Employer financing of medical care has caused the term insurance to acquire a rather different meaning in medicine than in most other contexts. We generally rely on insurance to protect us against events that are highly unlikely to occur but that involve large losses if they do occur—major catastrophes, not minor, regularly recurring expenses. We insure our houses against loss from fire, not against the cost of having to cut the lawn. We insure our cars against liability to others or major damage, not against having to pay for gasoline. Yet in medicine, it has become common to rely on insurance to pay for regular medical examinations and often for prescriptions.
This is partly a question of the size of the deductible and the copayment, but it goes beyond that. "Without medical insurance" and "without access to medical care" have come to be treated as nearly synonymous. Moreover, the states and the federal government have increasingly specified the coverage of insurance for medical care to a detail not common in other areas. The effect has been to raise the cost of insurance and to limit the options open to individuals. Many, if not most, of the "medically uninsured" are persons who for one reason or another do not have access to employer-provided medical care and are unable or unwilling to pay the cost of the only kinds of insurance contracts available to them.
If the tax exemption for employer-provided medical care and Medicare and Medicaid had never been enacted, the insurance market for medical care would probably have developed as other insurance markets have. The typical form of medical insurance would have been catastrophic insurance (i.e., insurance with a very high deductible)."
From the conclusion:
"The high cost and inequitable character of our medical care system are the direct result of our steady movement toward reliance on third-party payment. A cure requires reversing course, reprivatizing medical care by eliminating most third-party payment, and restoring the role of insurance to providing protection against major medical catastrophes.
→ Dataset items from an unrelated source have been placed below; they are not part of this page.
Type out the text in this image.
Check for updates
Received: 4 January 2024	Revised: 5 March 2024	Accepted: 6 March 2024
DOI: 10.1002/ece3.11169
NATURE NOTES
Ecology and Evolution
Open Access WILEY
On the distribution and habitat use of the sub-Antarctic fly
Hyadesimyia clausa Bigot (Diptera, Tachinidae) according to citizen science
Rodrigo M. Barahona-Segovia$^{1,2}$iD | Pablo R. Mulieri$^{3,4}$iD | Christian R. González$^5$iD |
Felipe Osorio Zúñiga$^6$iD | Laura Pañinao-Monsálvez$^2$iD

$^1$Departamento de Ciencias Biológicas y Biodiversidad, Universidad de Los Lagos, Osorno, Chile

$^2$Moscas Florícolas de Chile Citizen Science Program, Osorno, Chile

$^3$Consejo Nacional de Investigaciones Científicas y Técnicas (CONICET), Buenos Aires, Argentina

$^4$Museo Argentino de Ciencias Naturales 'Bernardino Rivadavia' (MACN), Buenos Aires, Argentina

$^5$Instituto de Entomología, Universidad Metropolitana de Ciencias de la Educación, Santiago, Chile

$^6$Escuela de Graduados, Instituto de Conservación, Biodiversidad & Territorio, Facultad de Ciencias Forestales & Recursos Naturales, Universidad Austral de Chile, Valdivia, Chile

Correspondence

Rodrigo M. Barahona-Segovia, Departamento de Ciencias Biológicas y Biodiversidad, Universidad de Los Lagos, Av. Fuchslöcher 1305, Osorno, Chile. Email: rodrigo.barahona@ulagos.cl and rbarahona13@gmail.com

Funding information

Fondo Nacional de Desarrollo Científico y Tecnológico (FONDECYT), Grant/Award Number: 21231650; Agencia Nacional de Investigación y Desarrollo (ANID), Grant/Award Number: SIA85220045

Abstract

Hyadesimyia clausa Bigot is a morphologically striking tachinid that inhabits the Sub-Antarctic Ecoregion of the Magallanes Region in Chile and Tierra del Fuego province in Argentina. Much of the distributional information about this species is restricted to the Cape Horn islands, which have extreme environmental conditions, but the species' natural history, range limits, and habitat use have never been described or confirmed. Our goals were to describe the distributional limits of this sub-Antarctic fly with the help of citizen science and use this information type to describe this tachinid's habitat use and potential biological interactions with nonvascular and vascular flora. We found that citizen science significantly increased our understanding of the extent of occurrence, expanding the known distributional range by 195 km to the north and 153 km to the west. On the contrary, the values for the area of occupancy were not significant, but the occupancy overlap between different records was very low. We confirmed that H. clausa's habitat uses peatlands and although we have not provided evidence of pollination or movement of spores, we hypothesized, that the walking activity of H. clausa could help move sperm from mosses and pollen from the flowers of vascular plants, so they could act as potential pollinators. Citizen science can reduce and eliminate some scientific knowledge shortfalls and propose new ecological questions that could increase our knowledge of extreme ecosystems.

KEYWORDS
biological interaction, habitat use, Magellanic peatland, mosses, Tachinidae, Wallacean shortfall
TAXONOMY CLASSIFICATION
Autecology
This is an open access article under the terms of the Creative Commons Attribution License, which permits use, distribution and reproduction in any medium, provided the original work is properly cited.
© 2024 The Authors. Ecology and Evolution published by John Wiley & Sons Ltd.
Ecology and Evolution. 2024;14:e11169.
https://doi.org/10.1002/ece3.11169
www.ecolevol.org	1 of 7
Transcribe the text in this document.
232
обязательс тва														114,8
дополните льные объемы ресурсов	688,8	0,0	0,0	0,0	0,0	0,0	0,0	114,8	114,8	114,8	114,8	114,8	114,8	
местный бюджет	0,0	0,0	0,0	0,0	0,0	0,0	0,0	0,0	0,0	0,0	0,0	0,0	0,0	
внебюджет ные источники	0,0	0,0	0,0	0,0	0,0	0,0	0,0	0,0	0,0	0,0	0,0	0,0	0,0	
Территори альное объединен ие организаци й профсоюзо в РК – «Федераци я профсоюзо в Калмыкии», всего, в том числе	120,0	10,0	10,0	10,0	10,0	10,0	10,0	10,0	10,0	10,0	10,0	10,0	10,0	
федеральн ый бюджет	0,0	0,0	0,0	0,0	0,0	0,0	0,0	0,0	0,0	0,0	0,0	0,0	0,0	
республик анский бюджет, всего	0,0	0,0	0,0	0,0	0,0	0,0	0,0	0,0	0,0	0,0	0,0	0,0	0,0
The ideal way to do that would be to reverse past actions: repeal the tax exemption of employer-provided medical care; terminate Medicare and Medicaid; deregulate most insurance; and restrict the role of the government, preferably state and local rather than federal, to financing care for the hard cases. However, the vested interests that have grown up around the existing system, and the tyranny of the status quo, clearly make that solution not feasible politically. Yet it is worth stating the ideal as a guide to judging whether proposed incremental changes are in the right direction."